Criminal proceedings over HIV transmissions may lead to further stigmatisation of the disease, the Australasian Society for HIV Medicine (ASHM) has warned.

ASHM CEO Levinia Crooks said there are already avenues in place to report people who may be knowingly infecting others with HIV, and has warned of the ghettoising effect legal action could have.

“In countries where a positive diagnosis is criminalised and stigmatised, people avoid testing.
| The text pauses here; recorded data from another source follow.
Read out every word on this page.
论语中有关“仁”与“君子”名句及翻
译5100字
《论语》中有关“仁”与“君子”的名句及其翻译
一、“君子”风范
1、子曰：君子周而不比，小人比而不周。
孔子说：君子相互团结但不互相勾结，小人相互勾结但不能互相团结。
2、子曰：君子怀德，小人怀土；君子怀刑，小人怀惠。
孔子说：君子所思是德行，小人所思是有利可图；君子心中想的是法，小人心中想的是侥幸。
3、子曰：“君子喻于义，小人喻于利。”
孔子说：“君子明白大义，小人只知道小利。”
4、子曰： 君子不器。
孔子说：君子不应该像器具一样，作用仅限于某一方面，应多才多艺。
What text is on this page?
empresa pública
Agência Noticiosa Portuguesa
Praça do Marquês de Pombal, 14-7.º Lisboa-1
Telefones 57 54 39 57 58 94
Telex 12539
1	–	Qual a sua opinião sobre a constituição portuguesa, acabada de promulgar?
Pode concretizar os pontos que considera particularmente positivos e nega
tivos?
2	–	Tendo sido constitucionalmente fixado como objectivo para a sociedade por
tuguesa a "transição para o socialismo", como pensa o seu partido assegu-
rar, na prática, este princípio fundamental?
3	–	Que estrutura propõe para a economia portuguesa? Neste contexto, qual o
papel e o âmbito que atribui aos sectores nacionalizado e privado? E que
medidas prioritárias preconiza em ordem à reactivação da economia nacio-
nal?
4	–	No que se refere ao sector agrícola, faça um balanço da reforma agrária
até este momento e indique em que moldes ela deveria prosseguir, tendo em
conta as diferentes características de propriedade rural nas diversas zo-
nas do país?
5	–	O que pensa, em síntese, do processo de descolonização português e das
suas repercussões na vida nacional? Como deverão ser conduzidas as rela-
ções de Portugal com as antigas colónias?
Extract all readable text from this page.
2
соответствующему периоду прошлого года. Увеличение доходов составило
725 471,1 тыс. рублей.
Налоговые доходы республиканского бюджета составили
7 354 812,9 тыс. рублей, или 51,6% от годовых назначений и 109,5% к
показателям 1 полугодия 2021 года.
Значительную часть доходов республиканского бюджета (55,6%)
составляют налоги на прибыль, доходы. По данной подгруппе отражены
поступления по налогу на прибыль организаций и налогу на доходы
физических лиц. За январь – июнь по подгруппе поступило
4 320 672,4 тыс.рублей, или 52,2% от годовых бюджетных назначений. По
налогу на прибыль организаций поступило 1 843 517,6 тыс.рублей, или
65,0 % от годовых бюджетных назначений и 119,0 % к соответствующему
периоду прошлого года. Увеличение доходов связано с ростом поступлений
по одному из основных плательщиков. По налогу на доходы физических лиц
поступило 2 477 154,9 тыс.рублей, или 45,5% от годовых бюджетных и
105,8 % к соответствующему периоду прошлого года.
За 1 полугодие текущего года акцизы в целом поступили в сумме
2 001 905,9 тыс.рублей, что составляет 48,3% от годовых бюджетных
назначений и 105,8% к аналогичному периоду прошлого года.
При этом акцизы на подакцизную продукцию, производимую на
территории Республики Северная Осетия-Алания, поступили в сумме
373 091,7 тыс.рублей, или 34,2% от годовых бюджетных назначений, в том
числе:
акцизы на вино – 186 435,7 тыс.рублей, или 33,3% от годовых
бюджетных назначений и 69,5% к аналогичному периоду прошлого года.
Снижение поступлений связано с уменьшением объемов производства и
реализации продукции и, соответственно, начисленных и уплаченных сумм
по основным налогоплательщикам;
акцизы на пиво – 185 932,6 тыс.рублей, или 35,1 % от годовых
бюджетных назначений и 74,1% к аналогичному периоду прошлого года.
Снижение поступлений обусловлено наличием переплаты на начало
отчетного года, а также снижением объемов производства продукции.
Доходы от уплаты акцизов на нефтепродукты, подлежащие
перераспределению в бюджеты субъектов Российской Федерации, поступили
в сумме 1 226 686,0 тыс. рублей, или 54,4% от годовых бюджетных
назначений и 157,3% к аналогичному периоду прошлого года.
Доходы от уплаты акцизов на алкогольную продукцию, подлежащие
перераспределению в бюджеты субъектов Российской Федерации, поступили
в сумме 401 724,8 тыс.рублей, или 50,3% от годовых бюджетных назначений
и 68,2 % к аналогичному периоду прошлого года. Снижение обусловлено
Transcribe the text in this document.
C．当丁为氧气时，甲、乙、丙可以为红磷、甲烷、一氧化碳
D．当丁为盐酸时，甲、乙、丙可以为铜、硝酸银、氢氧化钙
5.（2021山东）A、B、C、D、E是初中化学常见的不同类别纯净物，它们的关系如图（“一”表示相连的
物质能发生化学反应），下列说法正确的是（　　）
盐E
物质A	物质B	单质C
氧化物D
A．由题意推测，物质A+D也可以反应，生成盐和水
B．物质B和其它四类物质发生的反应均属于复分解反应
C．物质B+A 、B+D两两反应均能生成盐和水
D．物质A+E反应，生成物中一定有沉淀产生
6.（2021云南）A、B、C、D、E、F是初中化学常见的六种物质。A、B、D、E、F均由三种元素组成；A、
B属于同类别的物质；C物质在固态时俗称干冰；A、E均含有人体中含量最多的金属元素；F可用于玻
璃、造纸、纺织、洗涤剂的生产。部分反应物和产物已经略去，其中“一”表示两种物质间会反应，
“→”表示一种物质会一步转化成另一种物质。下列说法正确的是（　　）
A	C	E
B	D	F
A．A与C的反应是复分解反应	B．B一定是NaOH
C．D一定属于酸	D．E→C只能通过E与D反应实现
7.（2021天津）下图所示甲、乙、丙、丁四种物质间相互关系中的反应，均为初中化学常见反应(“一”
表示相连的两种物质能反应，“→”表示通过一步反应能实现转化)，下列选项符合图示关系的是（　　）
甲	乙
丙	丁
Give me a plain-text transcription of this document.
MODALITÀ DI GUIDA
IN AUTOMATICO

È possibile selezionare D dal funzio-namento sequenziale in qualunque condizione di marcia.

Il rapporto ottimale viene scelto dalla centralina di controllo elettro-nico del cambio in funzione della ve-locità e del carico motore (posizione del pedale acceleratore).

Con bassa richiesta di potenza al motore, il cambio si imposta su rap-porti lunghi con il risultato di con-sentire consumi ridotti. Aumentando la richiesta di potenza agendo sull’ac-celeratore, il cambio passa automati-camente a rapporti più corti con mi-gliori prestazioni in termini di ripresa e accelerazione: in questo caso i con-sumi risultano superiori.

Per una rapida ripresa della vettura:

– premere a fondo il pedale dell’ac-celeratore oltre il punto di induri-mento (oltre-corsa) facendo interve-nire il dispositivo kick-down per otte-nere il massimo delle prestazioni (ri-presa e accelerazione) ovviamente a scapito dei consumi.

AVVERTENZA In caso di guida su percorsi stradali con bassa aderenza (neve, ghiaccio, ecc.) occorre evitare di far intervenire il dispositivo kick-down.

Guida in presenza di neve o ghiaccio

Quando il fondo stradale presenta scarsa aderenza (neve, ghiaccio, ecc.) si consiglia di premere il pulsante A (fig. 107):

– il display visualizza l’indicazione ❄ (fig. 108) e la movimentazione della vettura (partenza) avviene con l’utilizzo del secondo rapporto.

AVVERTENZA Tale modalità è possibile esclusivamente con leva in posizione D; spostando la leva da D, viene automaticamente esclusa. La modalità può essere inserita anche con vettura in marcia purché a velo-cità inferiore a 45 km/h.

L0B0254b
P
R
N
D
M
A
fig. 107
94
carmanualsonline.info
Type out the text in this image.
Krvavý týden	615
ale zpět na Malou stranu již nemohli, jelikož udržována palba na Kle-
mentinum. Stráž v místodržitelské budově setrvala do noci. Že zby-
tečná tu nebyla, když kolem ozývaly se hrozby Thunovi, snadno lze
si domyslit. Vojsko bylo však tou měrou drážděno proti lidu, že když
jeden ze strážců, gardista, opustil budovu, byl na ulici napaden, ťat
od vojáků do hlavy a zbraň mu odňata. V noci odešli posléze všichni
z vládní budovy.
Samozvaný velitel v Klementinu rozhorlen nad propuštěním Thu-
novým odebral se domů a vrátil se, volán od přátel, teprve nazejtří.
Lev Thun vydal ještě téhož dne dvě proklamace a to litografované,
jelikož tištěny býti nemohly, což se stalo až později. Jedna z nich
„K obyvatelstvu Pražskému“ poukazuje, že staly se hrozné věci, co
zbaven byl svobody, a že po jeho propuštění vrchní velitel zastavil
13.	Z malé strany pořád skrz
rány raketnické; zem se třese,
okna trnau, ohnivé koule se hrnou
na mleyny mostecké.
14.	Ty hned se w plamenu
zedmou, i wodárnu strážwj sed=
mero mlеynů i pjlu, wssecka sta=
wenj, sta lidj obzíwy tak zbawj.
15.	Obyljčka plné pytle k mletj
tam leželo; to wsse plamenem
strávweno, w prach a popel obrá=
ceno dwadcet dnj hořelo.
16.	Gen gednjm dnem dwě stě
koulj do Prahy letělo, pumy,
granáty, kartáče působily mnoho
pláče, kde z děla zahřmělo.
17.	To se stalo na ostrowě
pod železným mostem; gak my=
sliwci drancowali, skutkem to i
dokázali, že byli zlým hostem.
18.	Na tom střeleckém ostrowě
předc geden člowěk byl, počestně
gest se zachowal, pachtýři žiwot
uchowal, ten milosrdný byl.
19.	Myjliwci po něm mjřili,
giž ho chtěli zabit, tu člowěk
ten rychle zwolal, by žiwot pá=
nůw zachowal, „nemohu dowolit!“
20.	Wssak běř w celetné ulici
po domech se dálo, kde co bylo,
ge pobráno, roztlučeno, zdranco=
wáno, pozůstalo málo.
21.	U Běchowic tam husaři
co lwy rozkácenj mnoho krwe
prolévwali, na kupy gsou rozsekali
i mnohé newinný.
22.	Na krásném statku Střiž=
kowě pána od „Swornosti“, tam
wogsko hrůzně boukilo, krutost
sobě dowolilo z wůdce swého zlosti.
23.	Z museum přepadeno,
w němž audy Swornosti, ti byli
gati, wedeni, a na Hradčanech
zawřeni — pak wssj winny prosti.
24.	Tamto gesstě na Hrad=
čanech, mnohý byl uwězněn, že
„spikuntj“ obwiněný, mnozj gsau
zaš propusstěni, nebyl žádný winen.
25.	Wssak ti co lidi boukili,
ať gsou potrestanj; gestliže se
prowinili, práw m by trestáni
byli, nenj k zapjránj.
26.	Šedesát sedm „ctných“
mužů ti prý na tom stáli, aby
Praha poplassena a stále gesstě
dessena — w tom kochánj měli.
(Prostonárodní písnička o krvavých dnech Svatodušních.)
They therefore cannot access management and may be forced into risky situations,” she told Sydney Star Observer.

“Many people with HIV have acquired it and transmitted it unknowingly, not maliciously or as a weapon, so why should it be treated any other way?

“The public health approach recognises human rights and the capacity to retain personal autonomy.”

Crooks pointed to existing models for dealing with people at risk of deliberately transmitting HIV as more effective.

NSW Health has in place a series of policies and an assessment panel set up specifically to deal with these situations.

Chaired by the Sydney Sexual Health Centre director and made up of representatives from the HIV community sector and public health officials, the panel advises on cases where people, usually as a result of mental illness or behavioural problems, are spreading infectious diseases.

A NSW Health spokesman said counselling was usually the first line of action, but where appropriate the panel could escalate to issuing a Public Health Order and send a letter of warning.

South Sydney Illawarra Health and Sydney South West also have specialist teams, set up to work specifically with people who have HIV and complex needs — these can include mental health problems, dementia or issues of homelessnes.

Health workers are required to contact the health department immediately when “there are clear grounds for a charge of intentionally causing serious bodily harm,” the spokesman said, or when “upon investigation, there is evidence of unwillingness to alter behaviour that may recklessly or negligently endanger or cause serious harm”.

“[The panel] has dealt with a number of cases effectively,” Crooks said.

“Health care workers and others with a legitimate concern can bring a matter to the attention of the panel, where it is dealt with by people with specialist knowledge. In that manner, individualised programs can be developed to address people’s individual circumstances.”

She urged people concerned about anyone deliberately transmitting disease to contact NSW Health, or to go through organisations like ACON or Positive Life.